Costa lo esclude categoricamente: “Ho chiesto uno sforzo enorme a questi ragazzi, che sono eroi e non ladri – ha detto in una recente intervista -. Incuranti del pericolo sono andati a casa delle persone positive, le hanno visitate, hanno fatto il lavoro che altri non volevano fare per paura. Questi ragazzi ci hanno salvato, rischiando di ammalarsi. Si meritano gratitudine”. “Io lavoro 11 ore al giorno da ottobre, senza riposo né ferie, ma loro sono stati con me e io non mi sento delegittimato per il fatto che guadagnano il doppio – ha aggiunto il commissario -. A differenza mia non hanno il posto di ruolo, non hanno i giorni di malattia pagati né le tutele del lavoro stabile. Su ciò che guadagnano pagano il 45 per cento di tasse e la quota dell’ente previdenziale Enpam. Su 15 mila euro, ne rimangono sei o settemila. Non mi pare uno scandalo”. Ad ogni modo, guadagnano più dei medici impegnati in reparto, che annusano la morte da vicino e rischiano la vita davvero. Per questo il Cimo, il coordinamento dei medici ospedalieri, darà battaglia nelle sedi opportune: “E’ stata creata una giungla di tipologie di contratti diversi tra loro che crea una grande sperequazione e che è ai limiti della violazione delle norme”, sostiene il vicesegretario Angelo Collodoro.

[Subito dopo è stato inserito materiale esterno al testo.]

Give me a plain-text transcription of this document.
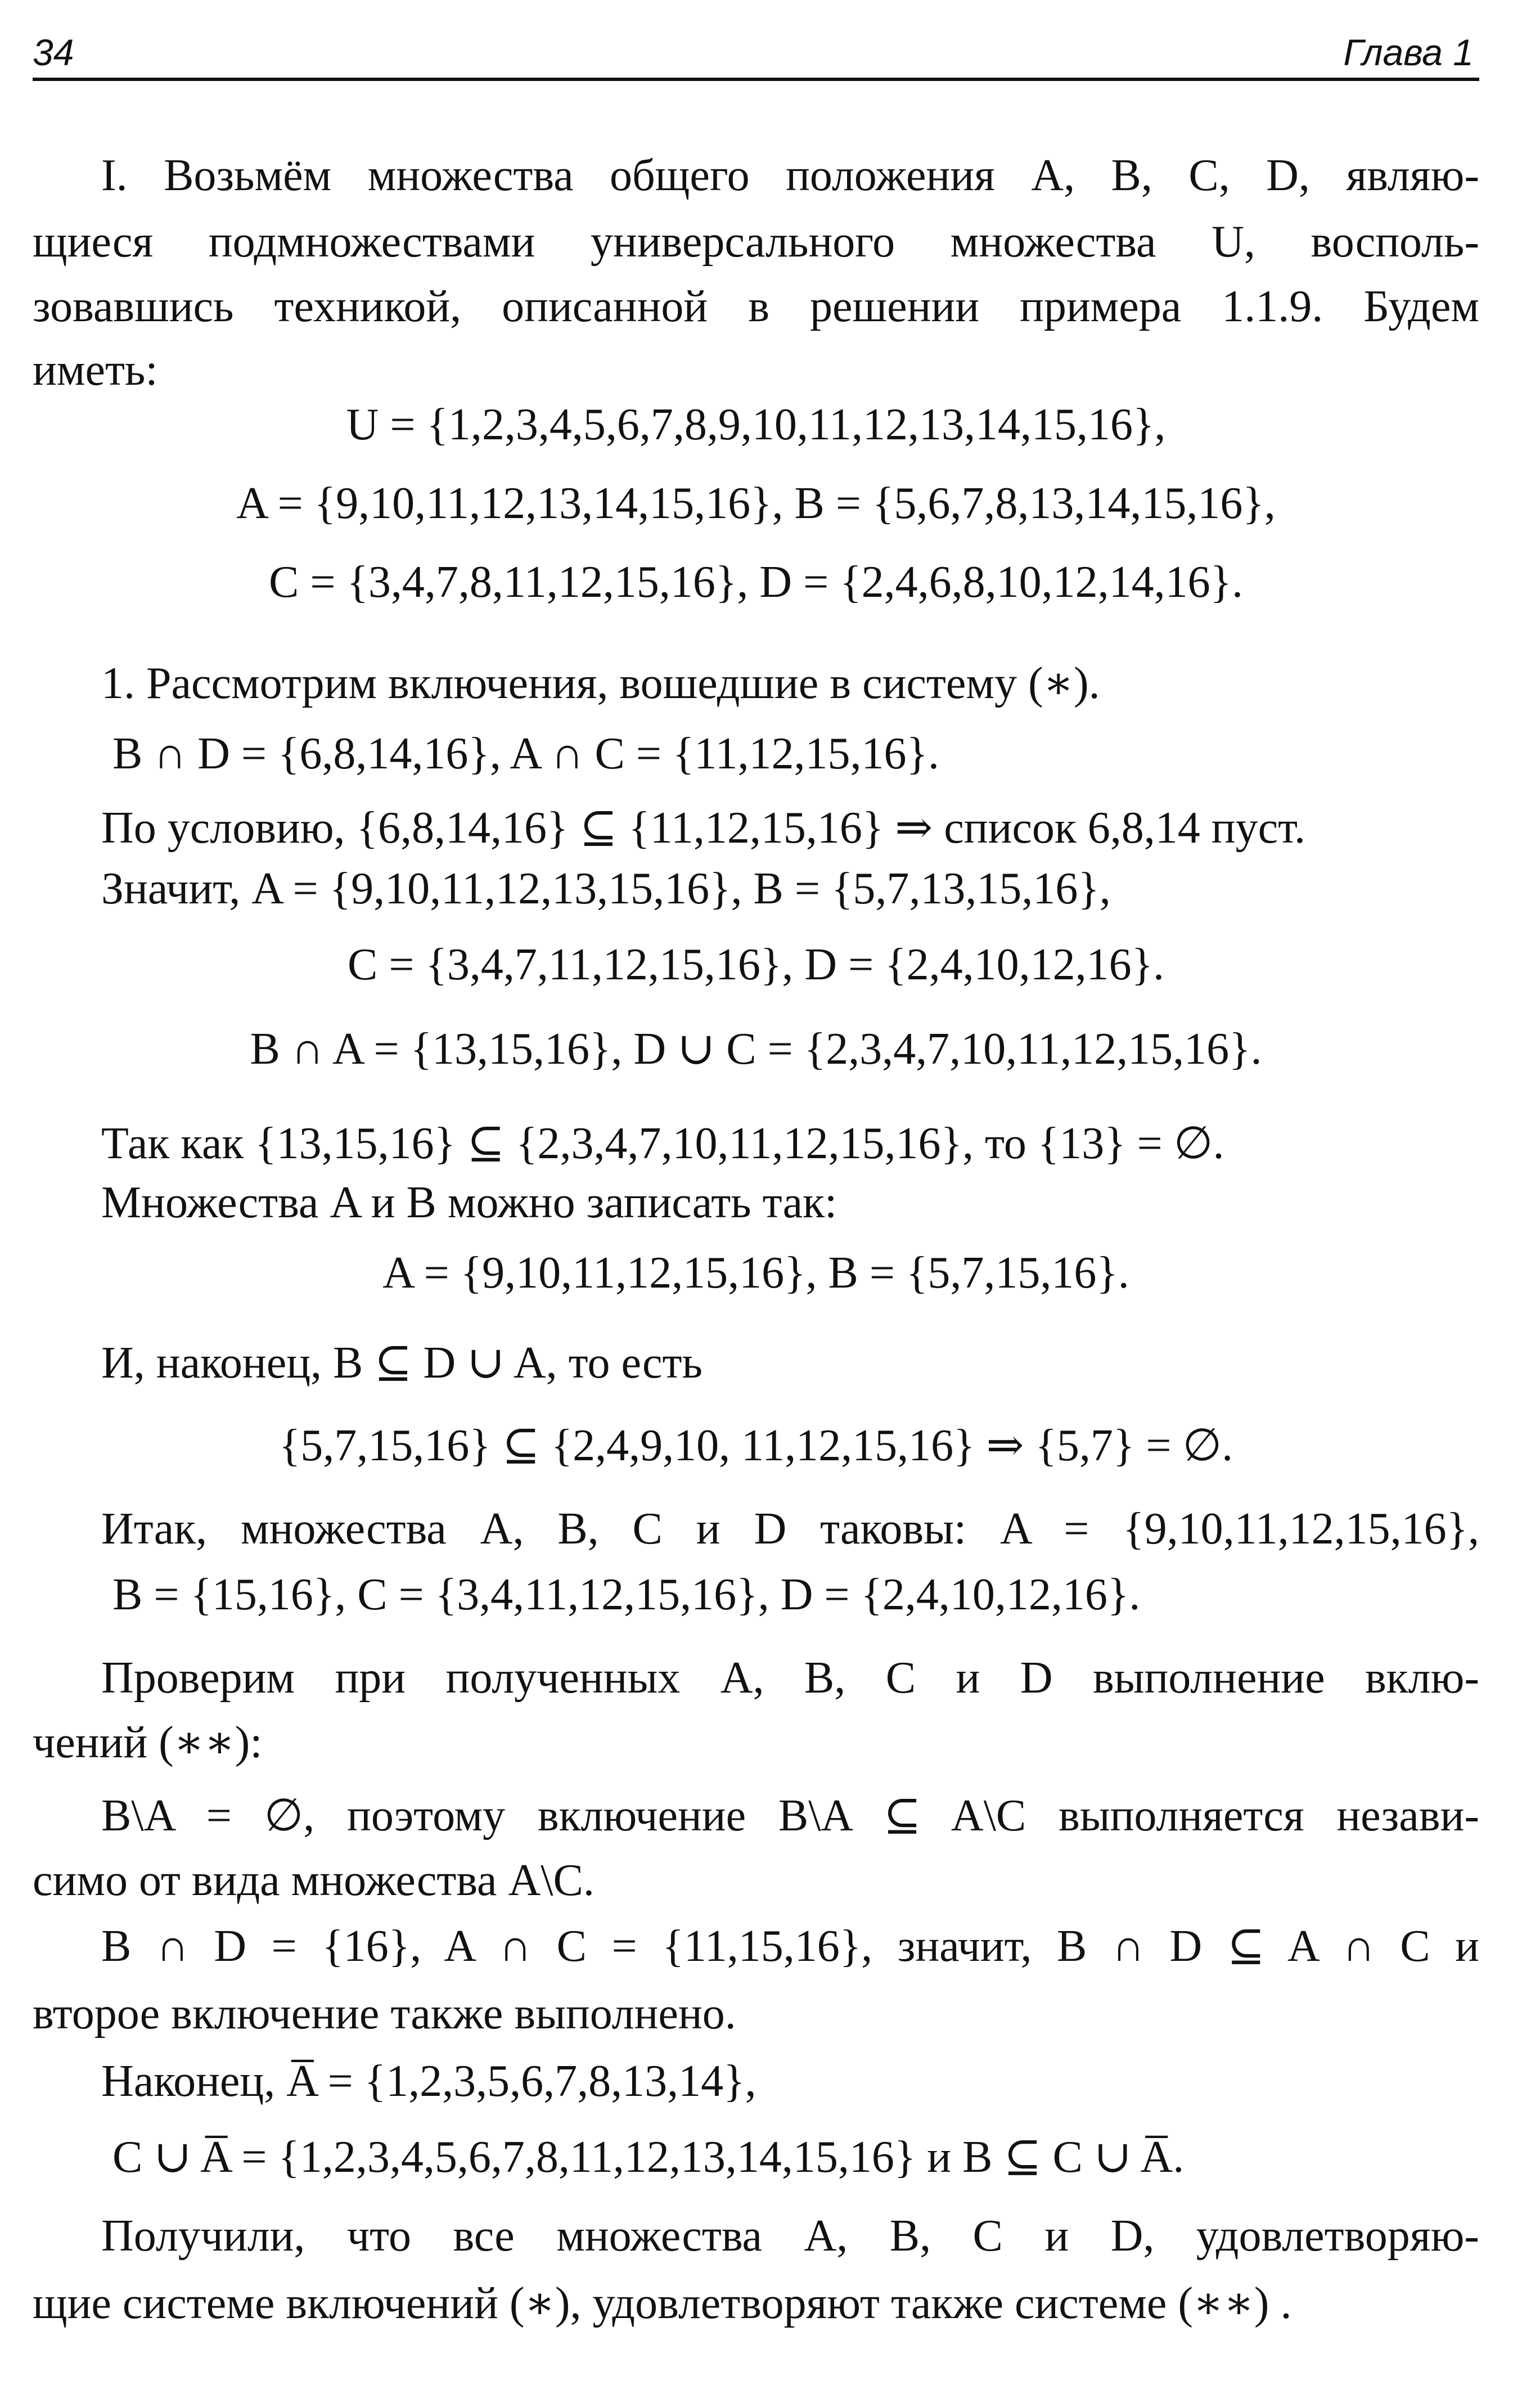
34	Глава 1
I. Возьмём множества общего положения A, B, C, D, являю-
щиеся подмножествами универсального множества U, восполь-
зовавшись техникой, описанной в решении примера 1.1.9. Будем
иметь:
U = {1,2,3,4,5,6,7,8,9,10,11,12,13,14,15,16},
A = {9,10,11,12,13,14,15,16}, B = {5,6,7,8,13,14,15,16},
C = {3,4,7,8,11,12,15,16}, D = {2,4,6,8,10,12,14,16}.
1. Рассмотрим включения, вошедшие в систему (∗).
B ∩ D = {6,8,14,16}, A ∩ C = {11,12,15,16}.
По условию, {6,8,14,16} ⊆ {11,12,15,16} ⇒ список 6,8,14 пуст.
Значит, A = {9,10,11,12,13,15,16}, B = {5,7,13,15,16},
C = {3,4,7,11,12,15,16}, D = {2,4,10,12,16}.
B ∩ A = {13,15,16}, D ∪ C = {2,3,4,7,10,11,12,15,16}.
Так как {13,15,16} ⊆ {2,3,4,7,10,11,12,15,16}, то {13} = ∅.
Множества A и B можно записать так:
A = {9,10,11,12,15,16}, B = {5,7,15,16}.
И, наконец, B ⊆ D ∪ A, то есть
{5,7,15,16} ⊆ {2,4,9,10, 11,12,15,16} ⇒ {5,7} = ∅.
Итак, множества A, B, C и D таковы: A = {9,10,11,12,15,16},
B = {15,16}, C = {3,4,11,12,15,16}, D = {2,4,10,12,16}.
Проверим при полученных A, B, C и D выполнение вклю-
чений (∗∗):
B\A = ∅, поэтому включение B\A ⊆ A\C выполняется незави-
симо от вида множества A\C.
B ∩ D = {16}, A ∩ C = {11,15,16}, значит, B ∩ D ⊆ A ∩ C и
второе включение также выполнено.
Наконец, A̅ = {1,2,3,5,6,7,8,13,14},
C ∪ A̅ = {1,2,3,4,5,6,7,8,11,12,13,14,15,16} и B ⊆ C ∪ A̅.
Получили, что все множества A, B, C и D, удовлетворяю-
щие системе включений (∗), удовлетворяют также системе (∗∗) .
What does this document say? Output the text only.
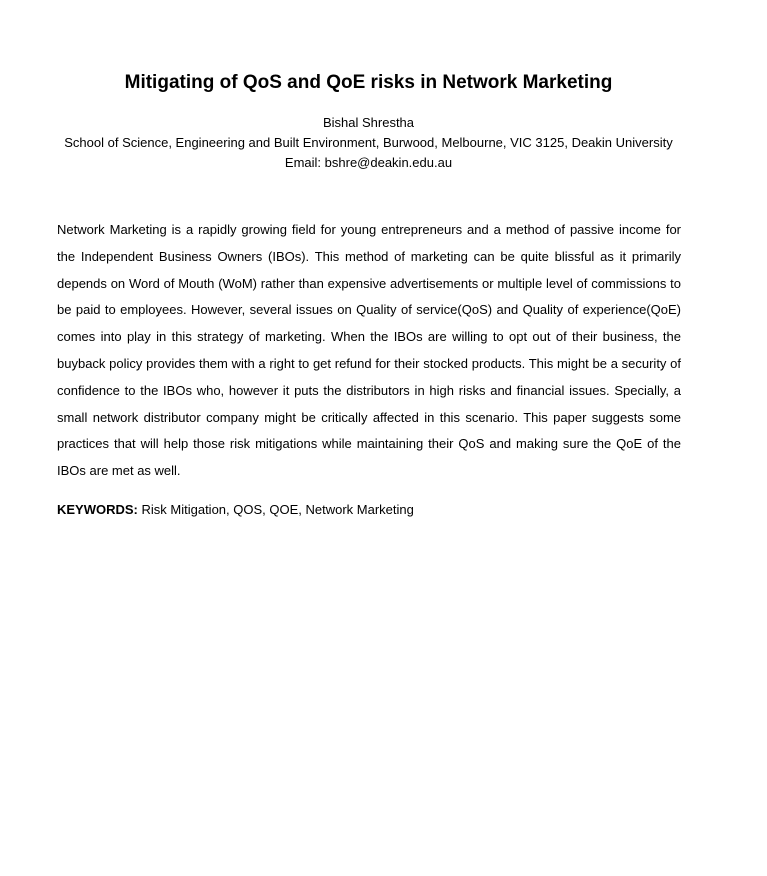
Mitigating of QoS and QoE risks in Network Marketing
Bishal Shrestha
School of Science, Engineering and Built Environment, Burwood, Melbourne, VIC 3125, Deakin University
Email: bshre@deakin.edu.au

Network Marketing is a rapidly growing field for young entrepreneurs and a method of passive income for the Independent Business Owners (IBOs). This method of marketing can be quite blissful as it primarily depends on Word of Mouth (WoM) rather than expensive advertisements or multiple level of commissions to be paid to employees. However, several issues on Quality of service(QoS) and Quality of experience(QoE) comes into play in this strategy of marketing. When the IBOs are willing to opt out of their business, the buyback policy provides them with a right to get refund for their stocked products. This might be a security of confidence to the IBOs who, however it puts the distributors in high risks and financial issues. Specially, a small network distributor company might be critically affected in this scenario. This paper suggests some practices that will help those risk mitigations while maintaining their QoS and making sure the QoE of the IBOs are met as well.

KEYWORDS: Risk Mitigation, QOS, QOE, Network Marketing
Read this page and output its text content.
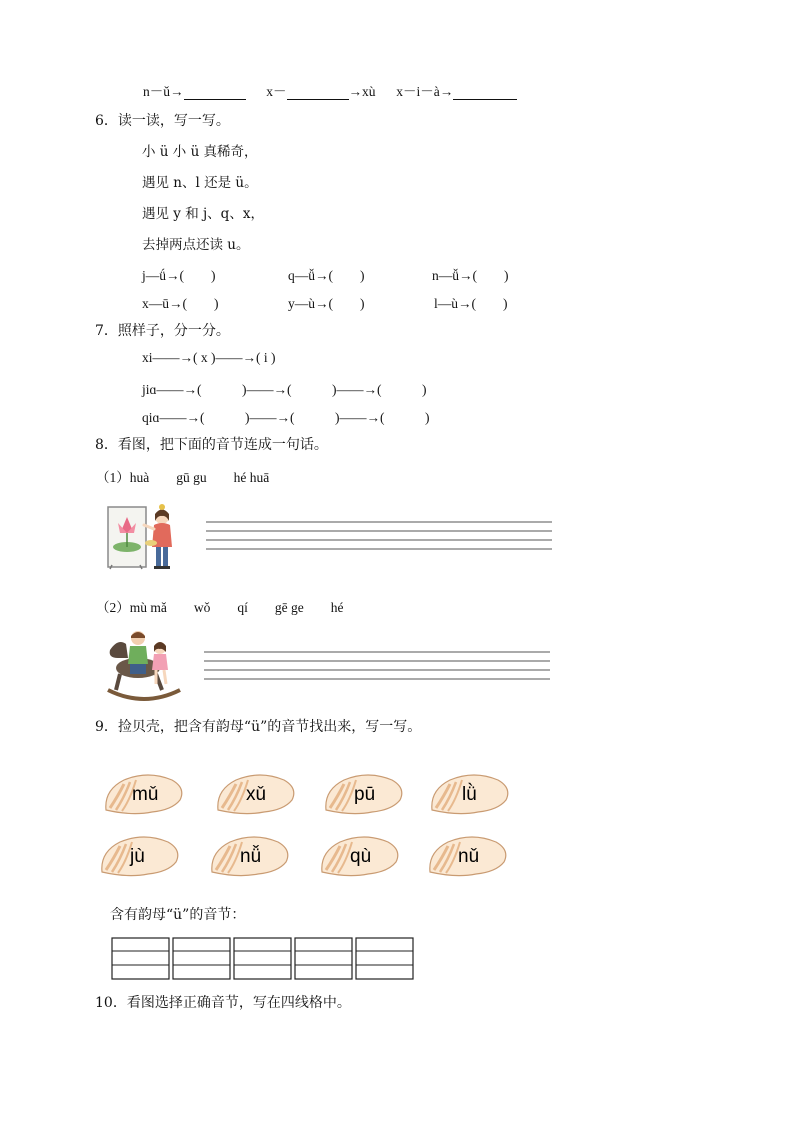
n－ǔ→	x－	→xù x－i－à→
6．读一读，写一写。
小 ü 小 ü 真稀奇，
遇见 n、l 还是 ü。
遇见 y 和 j、q、x，
去掉两点还读 u。
j—ǘ→(　　)	q—ǚ→(　　)	n—ǚ→(　　)
x—ū→(　　)	y—ù→(　　)	l—ù→(　　)
7．照样子，分一分。
xi——→( x )——→( i )
jiɑ——→(　　　)——→(　　　)——→(　　　)
qiɑ——→(　　　)——→(　　　)——→(　　　)
8．看图，把下面的音节连成一句话。
（1）huà　　gū gu　　hé huā
（2）mù mǎ　　wǒ　　qí　　gē ge　　hé
9．捡贝壳，把含有韵母“ü”的音节找出来，写一写。
mǔ	xǔ	pū	lǜ
jù	nǚ	qù	nǔ
含有韵母“ü”的音节：
10．看图选择正确音节，写在四线格中。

Postilla finale, a testimonianza che la sanità paga eccome: con una circolare dello scorso febbraio, l’assessorato alla Salute ha dato il via libera a nuove assunzioni grazie a un incremento del tetto di spesa per le dotazioni organiche di quasi 100 milioni di euro. I manager sono stati invitati a modificare i piani triennali di fabbisogno sulla base delle nuove disponibilità economiche. L’emergenza ha rivelato le falle del sistema – dalla carenza di personale alla necessità di rafforzare la medicina del territorio – ma non ha ancora insegnato una cosa: come spendere i soldi in maniera oculata. Se n’è lamentata persino la Corte dei Conti, che nella relazione sulla sanità siciliana ne ha evidenziato i “gravi deficit” nella gestione della pandemia. L’obiettivo è farle cambiare marcia.